Here are some of report’s key findings:

  • For youth ages 6 to 18 in 2012, the use of psychotropic medications was nearly three times higher among youth in foster care than youth in Medicaid overall (prescribed at 43 percent versus 16 percent).
  • The use of antipsychotics was four times higher among youth in foster care (22 percent) than youth in Medicaid overall (5 percent).
  • More than half of youth antipsychotic users in Medicaid had a diagnosis of attention deficit hyperactivity disorder. The majority of these youth did not have another diagnosis that clinically indicated the use of antipsychotics.

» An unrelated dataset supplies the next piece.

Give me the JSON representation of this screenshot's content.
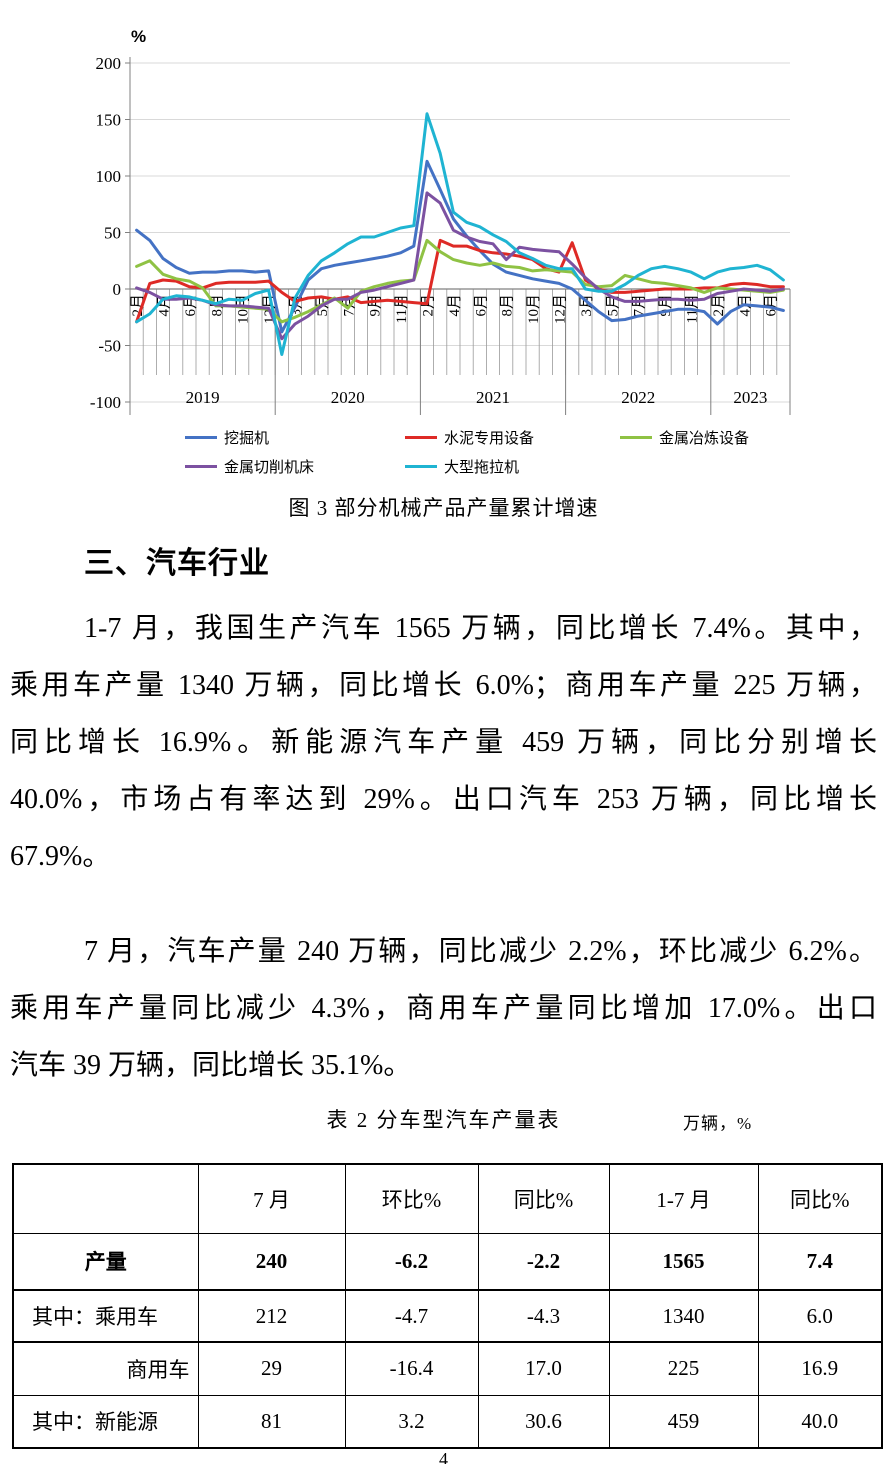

“We commend the Department for recognizing this critical issue, and for working with PolicyLab and stakeholders throughout the state to develop recommendations to respond to this problem,” stated Kathleen Noonan, one of the study’s authors and founding co-director at CHOP’s PolicyLab. “While we know that many children benefit from medication, we also need to invest in proven alternatives, since too many children continue to be prescribed medications for non-approved indications.”

In light of the concerns identified from PolicyLab’s research and analysis, the investigators made several recommendations in their report. One suggestion is for DHS to expand investments in and reimbursements of non-pharmacological behavioral health interventions. Another is DHS should incorporate more robust psychotropic medication oversight and develop comprehensive guidance on psychotropic medication prescribing for children and youth, especially those in foster care. For more information on DHS’ response to the recommendations, see the press release.

The report, two years in the making, was funded by Casey Family Programs.